A costureira Irone Maria Santiago, 51 anos, faz parte desse grupo de mulheres. O filho, Vitor Santiago Borges, teve uma perna amputada, perdeu parte do pulmão e sofreu lesão medular após ser baleado por militares da Força de Pacificação do Complexo da Maré, na zona norte do Rio, em 2015.
Ele voltava da comemoração por uma vitória do Flamengo, ao lado de quatro amigos. O carro parou para um deles descer na favela Salsa e Merengue, que faz parte do Complexo da Maré. Os amigos já haviam sido abordados antes por militares e seguiram adiante, sem problemas. Na Salsa e Merengue, no entanto, foram baleados. Vitor levou dois tiros de fuzil.
Aos 29 anos, ele trabalhava em uma empresa de prótese dentária e estudava. Agora vive deitado em uma cama. Irone enfrenta as dificuldades para conseguir tratamento médico adequado ao filho e, ao mesmo tempo, é ativista contra as violações de direitos nas favelas e periferias do Rio.
A costureira faz parte da Rede de Comunidades e Movimentos contra Violência do Rio de Janeiro, uma das organizações parceiras do movimento Mães de Maio. Como parte dos dez anos dos Crimes de Maio, Irone participou na semana passada de uma roda de conversa na Matilha Cultural, em São Paulo, coordenada pela Anistia Internacional.
As duas organizações são apoiadas pelo Fundo Brasil. Ambas trabalham para fortalecer a atuação de familiares de vítimas da violência institucional na luta por justiça e pela memória dos mortos e feridos.
O Mães de Maio recebeu apoio em 2010, 2011 e em 2015, neste último ano de forma emergencial para o projeto “10 anos dos crimes de maio de 2006: relembrar para que não siga acontecendo”. A Rede de Comunidades e Movimentos contra Violência do Rio de Janeiro recebeu apoio da fundação em 2007, 2008 e 2015.
Crimes de Maio é o nome dado ao episódio em que mais de 500 civis foram assassinados por grupos de homens encapuzados após as mortes de policiais provocadas pelo PCC, entre os dias 12 e 20 de maio de 2006. Os Crimes de Maio completam dez anos esta semana.
Guerra
Segundo Irone, a ocupação do Complexo da Maré pela Força de Pacificação transformou o local em cenário de batalha. Em alguns dias, oito tanques das Forças Armadas estacionavam no complexo.

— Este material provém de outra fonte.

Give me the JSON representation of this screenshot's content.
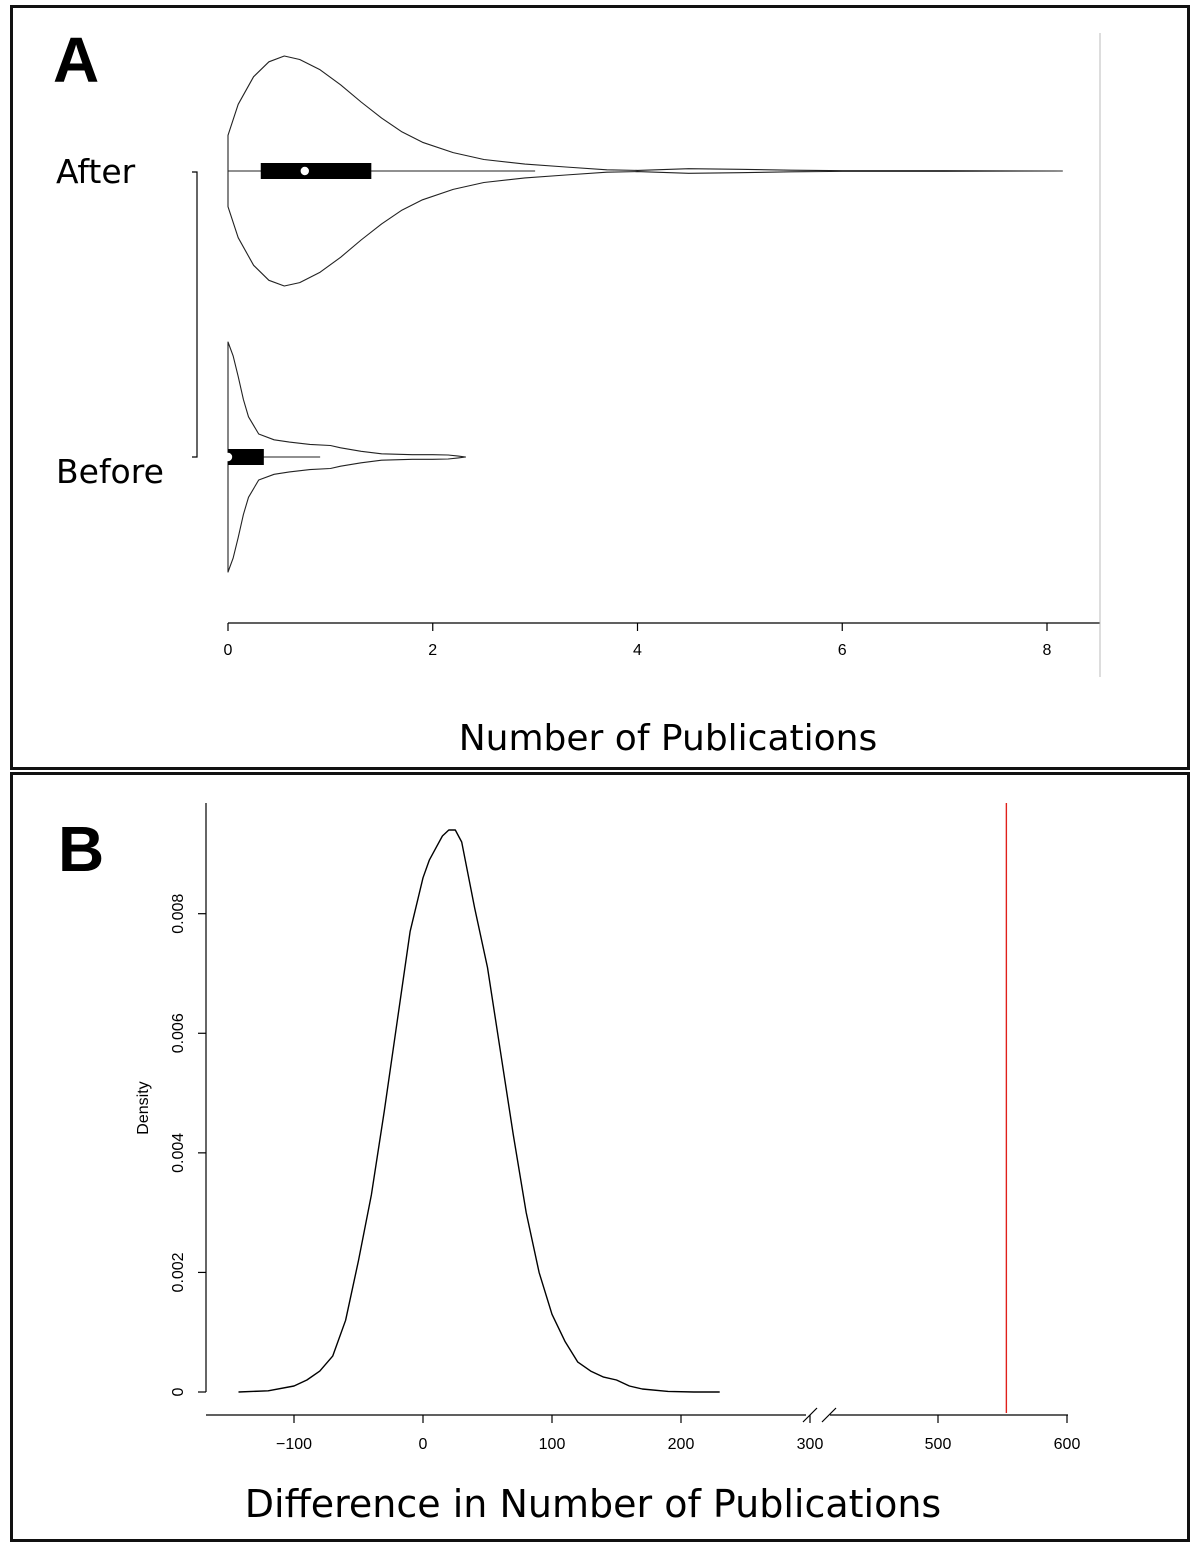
{
  "panels": {
    "a": {
      "letter": "A"
    },
    "b": {
      "letter": "B"
    }
  },
  "chart_data": [
    {
      "type": "violin",
      "panel": "A",
      "xlabel": "Number of Publications",
      "ylabel": "",
      "xlim": [
        0,
        8.5
      ],
      "x_ticks": [
        0,
        2,
        4,
        6,
        8
      ],
      "groups": [
        {
          "name": "After",
          "min": 0,
          "q1": 0.32,
          "median": 0.75,
          "q3": 1.4,
          "whisker_high": 3.0,
          "max": 8.15,
          "density": [
            [
              0,
              0.31
            ],
            [
              0.1,
              0.58
            ],
            [
              0.25,
              0.82
            ],
            [
              0.4,
              0.95
            ],
            [
              0.55,
              1.0
            ],
            [
              0.7,
              0.97
            ],
            [
              0.9,
              0.88
            ],
            [
              1.1,
              0.75
            ],
            [
              1.3,
              0.6
            ],
            [
              1.5,
              0.46
            ],
            [
              1.7,
              0.34
            ],
            [
              1.9,
              0.25
            ],
            [
              2.2,
              0.16
            ],
            [
              2.5,
              0.1
            ],
            [
              2.9,
              0.06
            ],
            [
              3.3,
              0.035
            ],
            [
              3.7,
              0.01
            ],
            [
              4.0,
              0.005
            ],
            [
              4.5,
              0.02
            ],
            [
              5.0,
              0.015
            ],
            [
              5.5,
              0.007
            ],
            [
              6.0,
              0.003
            ],
            [
              7.0,
              0.003
            ],
            [
              8.15,
              0.0
            ]
          ]
        },
        {
          "name": "Before",
          "min": 0,
          "q1": 0.0,
          "median": 0.0,
          "q3": 0.35,
          "whisker_high": 0.9,
          "max": 2.32,
          "density": [
            [
              0,
              1.0
            ],
            [
              0.05,
              0.88
            ],
            [
              0.1,
              0.7
            ],
            [
              0.15,
              0.5
            ],
            [
              0.2,
              0.35
            ],
            [
              0.3,
              0.2
            ],
            [
              0.45,
              0.15
            ],
            [
              0.6,
              0.13
            ],
            [
              0.8,
              0.11
            ],
            [
              1.0,
              0.1
            ],
            [
              1.1,
              0.08
            ],
            [
              1.3,
              0.05
            ],
            [
              1.5,
              0.028
            ],
            [
              1.8,
              0.02
            ],
            [
              2.0,
              0.02
            ],
            [
              2.15,
              0.017
            ],
            [
              2.25,
              0.008
            ],
            [
              2.32,
              0.0
            ]
          ]
        }
      ]
    },
    {
      "type": "line",
      "panel": "B",
      "xlabel": "Difference in Number of Publications",
      "ylabel": "Density",
      "x_ticks": [
        -100,
        0,
        100,
        200,
        300,
        500,
        600
      ],
      "axis_break": [
        300,
        480
      ],
      "ylim": [
        0,
        0.0097
      ],
      "y_ticks": [
        "0",
        "0.002",
        "0.004",
        "0.006",
        "0.008"
      ],
      "grid": false,
      "series": [
        {
          "color": "#000000",
          "x": [
            -143,
            -120,
            -100,
            -90,
            -80,
            -70,
            -60,
            -50,
            -40,
            -30,
            -20,
            -10,
            0,
            5,
            10,
            15,
            20,
            25,
            30,
            40,
            50,
            60,
            70,
            80,
            90,
            100,
            110,
            120,
            130,
            140,
            150,
            160,
            170,
            190,
            210,
            230
          ],
          "y": [
            0.0,
            2e-05,
            0.0001,
            0.0002,
            0.00035,
            0.0006,
            0.0012,
            0.0022,
            0.0033,
            0.0047,
            0.0062,
            0.0077,
            0.0086,
            0.0089,
            0.0091,
            0.0093,
            0.0094,
            0.0094,
            0.0092,
            0.0081,
            0.0071,
            0.0057,
            0.0043,
            0.003,
            0.002,
            0.0013,
            0.00085,
            0.0005,
            0.00035,
            0.00025,
            0.0002,
            0.0001,
            5e-05,
            1e-05,
            0.0,
            0.0
          ]
        }
      ],
      "reference_line": {
        "x": 553,
        "color": "#e0201b"
      }
    }
  ]
}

“Não somos inimigos de ninguém”, protesta a mãe de Vitor. “Vou lutar até o fim. Exijo justiça. Precisamos de resposta. Os governantes nos devem isso”.
Após os tiros de fuzil que deixaram o filho na cama, Irone conheceu outros familiares de vítimas da violência institucional, como as Mães de Maio. Juntas, essas famílias ganham forças para não desistir.

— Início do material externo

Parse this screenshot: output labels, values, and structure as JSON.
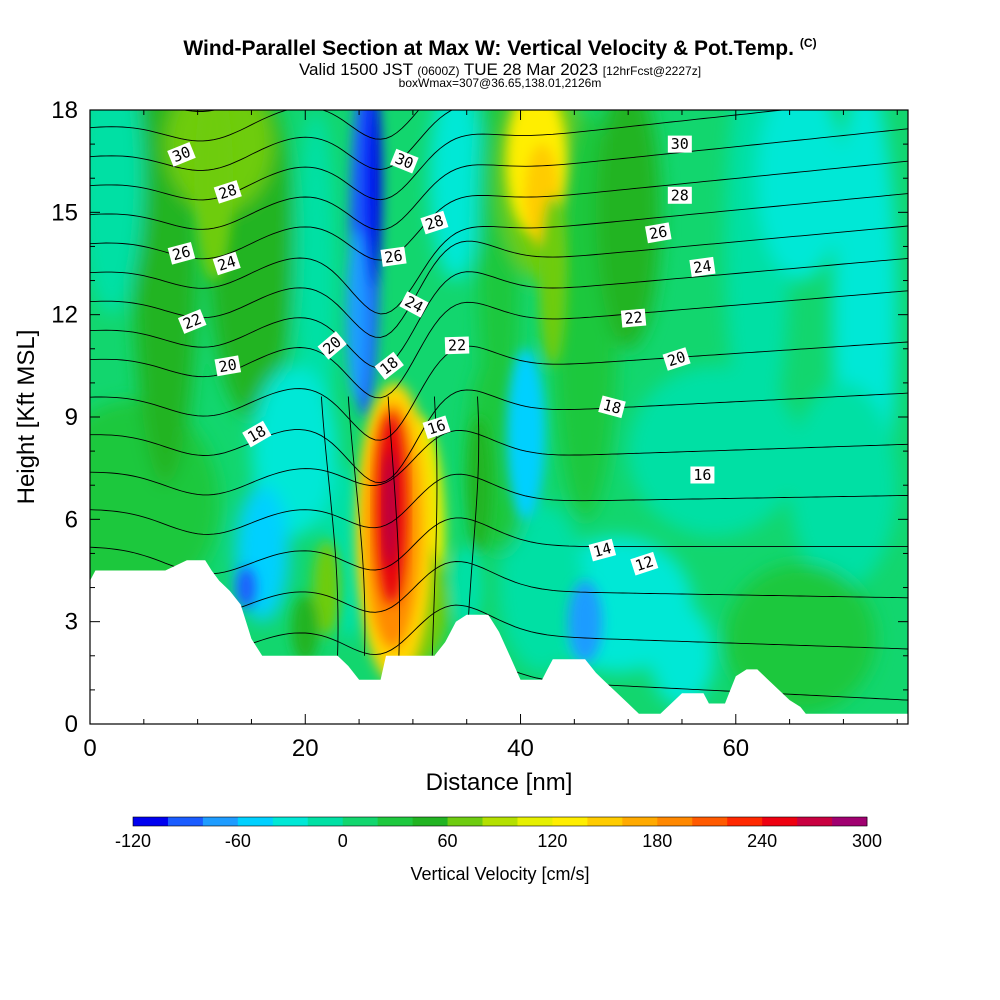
{
  "titles": {
    "main": "Wind-Parallel Section at Max W: Vertical Velocity & Pot.Temp.",
    "mark": "(C)",
    "valid_a": "Valid 1500 JST",
    "valid_b": "(0600Z)",
    "valid_c": "TUE 28 Mar 2023",
    "valid_d": "[12hrFcst@2227z]",
    "box": "boxWmax=307@36.65,138.01,2126m"
  },
  "chart_data": {
    "type": "heatmap",
    "xlabel": "Distance [nm]",
    "ylabel": "Height [Kft MSL]",
    "xlim": [
      0,
      76
    ],
    "ylim": [
      0,
      18
    ],
    "x_ticks": [
      0,
      20,
      40,
      60
    ],
    "y_ticks": [
      0,
      3,
      6,
      9,
      12,
      15,
      18
    ],
    "colorbar": {
      "label": "Vertical Velocity [cm/s]",
      "min": -120,
      "max": 300,
      "step": 20,
      "ticks": [
        -120,
        -60,
        0,
        60,
        120,
        180,
        240,
        300
      ],
      "colors": [
        "#0000f0",
        "#1a5cff",
        "#1e9cff",
        "#00d0ff",
        "#00e8d6",
        "#00e0a4",
        "#12d66e",
        "#1ec83e",
        "#22b422",
        "#6ecc10",
        "#b4e000",
        "#e6f000",
        "#ffee00",
        "#ffcc00",
        "#ffaa00",
        "#ff8800",
        "#ff5a00",
        "#ff2800",
        "#ee0010",
        "#c80040",
        "#a00070"
      ]
    },
    "terrain_kft": [
      [
        0,
        4.2
      ],
      [
        0.5,
        4.5
      ],
      [
        7,
        4.5
      ],
      [
        9,
        4.8
      ],
      [
        10.7,
        4.8
      ],
      [
        11.3,
        4.5
      ],
      [
        12,
        4.2
      ],
      [
        13,
        3.9
      ],
      [
        14,
        3.5
      ],
      [
        14.5,
        3.0
      ],
      [
        15,
        2.5
      ],
      [
        16,
        2.0
      ],
      [
        18,
        2.0
      ],
      [
        23,
        2.0
      ],
      [
        24,
        1.7
      ],
      [
        25,
        1.3
      ],
      [
        27,
        1.3
      ],
      [
        27.5,
        2.0
      ],
      [
        32,
        2.0
      ],
      [
        33,
        2.4
      ],
      [
        33.5,
        2.7
      ],
      [
        34,
        3.0
      ],
      [
        35,
        3.2
      ],
      [
        37,
        3.2
      ],
      [
        38,
        2.7
      ],
      [
        39,
        2.0
      ],
      [
        40,
        1.3
      ],
      [
        42,
        1.3
      ],
      [
        42.5,
        1.6
      ],
      [
        43,
        1.9
      ],
      [
        46,
        1.9
      ],
      [
        47,
        1.5
      ],
      [
        48,
        1.2
      ],
      [
        49,
        0.9
      ],
      [
        50,
        0.6
      ],
      [
        51,
        0.3
      ],
      [
        53,
        0.3
      ],
      [
        54,
        0.6
      ],
      [
        55,
        0.9
      ],
      [
        57,
        0.9
      ],
      [
        57.5,
        0.6
      ],
      [
        59,
        0.6
      ],
      [
        59.5,
        1.0
      ],
      [
        60,
        1.4
      ],
      [
        61,
        1.6
      ],
      [
        62,
        1.6
      ],
      [
        63,
        1.3
      ],
      [
        64,
        1.0
      ],
      [
        65,
        0.7
      ],
      [
        66,
        0.5
      ],
      [
        66.5,
        0.3
      ],
      [
        76,
        0.3
      ]
    ],
    "theta_labels_c": [
      {
        "text": "30",
        "x": 8.5,
        "y": 16.7,
        "r": -22
      },
      {
        "text": "28",
        "x": 12.8,
        "y": 15.6,
        "r": -18
      },
      {
        "text": "26",
        "x": 8.5,
        "y": 13.8,
        "r": -15
      },
      {
        "text": "24",
        "x": 12.7,
        "y": 13.5,
        "r": -18
      },
      {
        "text": "22",
        "x": 9.5,
        "y": 11.8,
        "r": -22
      },
      {
        "text": "20",
        "x": 12.8,
        "y": 10.5,
        "r": -10
      },
      {
        "text": "18",
        "x": 15.5,
        "y": 8.5,
        "r": -30
      },
      {
        "text": "20",
        "x": 22.5,
        "y": 11.1,
        "r": -40
      },
      {
        "text": "30",
        "x": 29.2,
        "y": 16.5,
        "r": 22
      },
      {
        "text": "28",
        "x": 32,
        "y": 14.7,
        "r": -18
      },
      {
        "text": "26",
        "x": 28.2,
        "y": 13.7,
        "r": -8
      },
      {
        "text": "24",
        "x": 30.1,
        "y": 12.3,
        "r": 28
      },
      {
        "text": "18",
        "x": 27.8,
        "y": 10.5,
        "r": -38
      },
      {
        "text": "22",
        "x": 34.1,
        "y": 11.1,
        "r": -2
      },
      {
        "text": "16",
        "x": 32.2,
        "y": 8.7,
        "r": -18
      },
      {
        "text": "30",
        "x": 54.8,
        "y": 17.0,
        "r": 0
      },
      {
        "text": "28",
        "x": 54.8,
        "y": 15.5,
        "r": 0
      },
      {
        "text": "26",
        "x": 52.8,
        "y": 14.4,
        "r": -10
      },
      {
        "text": "24",
        "x": 56.9,
        "y": 13.4,
        "r": -8
      },
      {
        "text": "22",
        "x": 50.5,
        "y": 11.9,
        "r": -5
      },
      {
        "text": "20",
        "x": 54.5,
        "y": 10.7,
        "r": -18
      },
      {
        "text": "18",
        "x": 48.5,
        "y": 9.3,
        "r": 15
      },
      {
        "text": "16",
        "x": 56.9,
        "y": 7.3,
        "r": 0
      },
      {
        "text": "14",
        "x": 47.6,
        "y": 5.1,
        "r": -15
      },
      {
        "text": "12",
        "x": 51.5,
        "y": 4.7,
        "r": -18
      }
    ]
  }
}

Mães como a costureira sofrem toda vez que assistem a violência se repetir. Foi assim quando cinco jovens foram mortos pela Polícia Militar em Costa Barros, na zona norte do Rio, em novembro do ano passado. Como aconteceu com o filho de Irone, os jovens foram baleados dentro do carro, quando voltavam de uma comemoração.

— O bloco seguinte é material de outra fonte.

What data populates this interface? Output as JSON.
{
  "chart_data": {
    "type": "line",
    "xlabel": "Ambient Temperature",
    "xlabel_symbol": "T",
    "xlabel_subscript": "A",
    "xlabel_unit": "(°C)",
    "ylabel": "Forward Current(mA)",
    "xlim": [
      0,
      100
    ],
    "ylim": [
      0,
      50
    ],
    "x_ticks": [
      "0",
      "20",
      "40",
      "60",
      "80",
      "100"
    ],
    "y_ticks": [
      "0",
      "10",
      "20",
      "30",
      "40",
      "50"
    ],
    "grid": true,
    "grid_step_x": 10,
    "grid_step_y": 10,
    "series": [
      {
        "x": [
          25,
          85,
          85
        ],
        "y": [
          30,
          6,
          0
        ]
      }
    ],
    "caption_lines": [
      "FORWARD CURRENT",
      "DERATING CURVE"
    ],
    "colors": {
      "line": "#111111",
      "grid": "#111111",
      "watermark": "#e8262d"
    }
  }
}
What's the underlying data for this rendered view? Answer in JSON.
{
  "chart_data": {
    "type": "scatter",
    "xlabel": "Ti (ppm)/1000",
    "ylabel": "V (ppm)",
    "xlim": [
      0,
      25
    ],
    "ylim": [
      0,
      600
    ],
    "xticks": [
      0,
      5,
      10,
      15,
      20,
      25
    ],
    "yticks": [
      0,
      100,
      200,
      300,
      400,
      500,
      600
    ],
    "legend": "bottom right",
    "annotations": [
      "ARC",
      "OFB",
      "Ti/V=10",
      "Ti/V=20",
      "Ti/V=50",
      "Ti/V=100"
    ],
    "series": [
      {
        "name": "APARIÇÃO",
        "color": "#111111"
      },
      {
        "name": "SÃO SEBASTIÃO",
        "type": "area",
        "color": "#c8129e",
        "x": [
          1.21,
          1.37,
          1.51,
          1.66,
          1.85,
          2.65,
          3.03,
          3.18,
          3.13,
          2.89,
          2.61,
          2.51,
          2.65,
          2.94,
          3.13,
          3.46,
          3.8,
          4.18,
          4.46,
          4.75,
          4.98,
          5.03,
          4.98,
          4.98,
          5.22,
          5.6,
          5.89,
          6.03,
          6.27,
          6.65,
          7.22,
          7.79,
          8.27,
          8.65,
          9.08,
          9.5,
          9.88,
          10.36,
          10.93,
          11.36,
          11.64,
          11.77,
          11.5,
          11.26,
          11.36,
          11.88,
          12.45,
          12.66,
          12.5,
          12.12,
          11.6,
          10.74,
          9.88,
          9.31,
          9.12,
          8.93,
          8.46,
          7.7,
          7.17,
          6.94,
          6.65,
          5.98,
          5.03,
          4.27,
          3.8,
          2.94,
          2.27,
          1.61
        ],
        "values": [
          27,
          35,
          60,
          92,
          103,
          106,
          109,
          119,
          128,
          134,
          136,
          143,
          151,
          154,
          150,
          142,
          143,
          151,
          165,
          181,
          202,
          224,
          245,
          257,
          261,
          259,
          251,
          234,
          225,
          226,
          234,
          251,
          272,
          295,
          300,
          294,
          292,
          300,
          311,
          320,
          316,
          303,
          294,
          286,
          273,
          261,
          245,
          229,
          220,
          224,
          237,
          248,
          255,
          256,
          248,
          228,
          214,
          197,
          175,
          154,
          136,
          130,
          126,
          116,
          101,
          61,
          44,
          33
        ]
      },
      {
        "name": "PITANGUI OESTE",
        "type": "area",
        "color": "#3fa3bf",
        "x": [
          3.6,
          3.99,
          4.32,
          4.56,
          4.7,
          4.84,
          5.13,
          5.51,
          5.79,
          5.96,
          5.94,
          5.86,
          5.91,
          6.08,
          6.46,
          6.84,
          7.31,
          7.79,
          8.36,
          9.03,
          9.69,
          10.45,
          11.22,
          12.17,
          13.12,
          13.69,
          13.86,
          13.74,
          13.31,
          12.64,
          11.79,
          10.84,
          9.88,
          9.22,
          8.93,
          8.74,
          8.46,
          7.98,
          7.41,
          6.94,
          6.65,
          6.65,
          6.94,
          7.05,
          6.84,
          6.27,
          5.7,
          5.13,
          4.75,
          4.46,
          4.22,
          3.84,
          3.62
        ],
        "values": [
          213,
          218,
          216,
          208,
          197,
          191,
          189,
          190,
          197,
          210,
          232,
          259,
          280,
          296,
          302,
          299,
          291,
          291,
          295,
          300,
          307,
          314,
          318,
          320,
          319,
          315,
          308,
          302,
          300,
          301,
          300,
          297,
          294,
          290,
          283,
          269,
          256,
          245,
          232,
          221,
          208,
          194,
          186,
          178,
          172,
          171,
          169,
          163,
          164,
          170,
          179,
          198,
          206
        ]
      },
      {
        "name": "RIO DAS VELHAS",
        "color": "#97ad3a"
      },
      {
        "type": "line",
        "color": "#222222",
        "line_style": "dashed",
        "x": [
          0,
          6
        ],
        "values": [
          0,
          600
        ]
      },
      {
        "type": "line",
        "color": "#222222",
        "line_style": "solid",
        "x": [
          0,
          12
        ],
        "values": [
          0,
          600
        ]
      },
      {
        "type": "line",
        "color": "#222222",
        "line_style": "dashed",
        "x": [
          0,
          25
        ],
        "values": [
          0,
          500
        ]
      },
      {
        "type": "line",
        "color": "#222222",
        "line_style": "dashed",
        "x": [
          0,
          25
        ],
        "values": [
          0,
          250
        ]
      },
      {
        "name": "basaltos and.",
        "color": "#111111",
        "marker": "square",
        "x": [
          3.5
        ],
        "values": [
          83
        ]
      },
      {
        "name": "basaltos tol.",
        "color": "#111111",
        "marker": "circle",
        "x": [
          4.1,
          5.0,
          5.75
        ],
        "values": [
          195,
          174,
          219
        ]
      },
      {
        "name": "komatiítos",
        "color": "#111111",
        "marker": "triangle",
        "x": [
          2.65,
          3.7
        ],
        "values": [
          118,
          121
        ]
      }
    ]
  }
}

“Parece que somos escolhidos para morrer…”, aponta a mãe de Vitor.
Os fatos e os números lhe dão razão.
Em 2012, 56 mil pessoas foram mortas no Brasil. Desse total, mais de 50% de todas as vítimas tinham entre 15 e 29 anos e, destes, 77% eram negros.
“Os estereótipos negativos associados à juventude, notadamente aos jovens negros que vivem em favelas e outras áreas marginalizadas, contribuem para a banalização e a naturalização da violência”, diz o relatório “Você matou meu filho”.
O documento reforça que as políticas de segurança pública no Brasil são marcadas por operações policiais repressivas nas favelas e áreas marginalizadas.
Fundo Brasil
O Fundo Brasil trabalha para promover os direitos humanos e sensibilizar a sociedade para que apoie iniciativas capazes de gerar novos caminhos e mudanças significativas para o país.
A fundação disponibiliza recursos para o apoio institucional e para atividades de organizações da sociedade civil e de defensores de direitos humanos em todo o território nacional.
Em quase dez anos de atuação, já destinou R$ 11,7 milhões a cerca de 300 projetos em todas as regiões do país.
A garantia do estado de direito e o enfrentamento ao racismo são algumas das temáticas apoiadas pela fundação.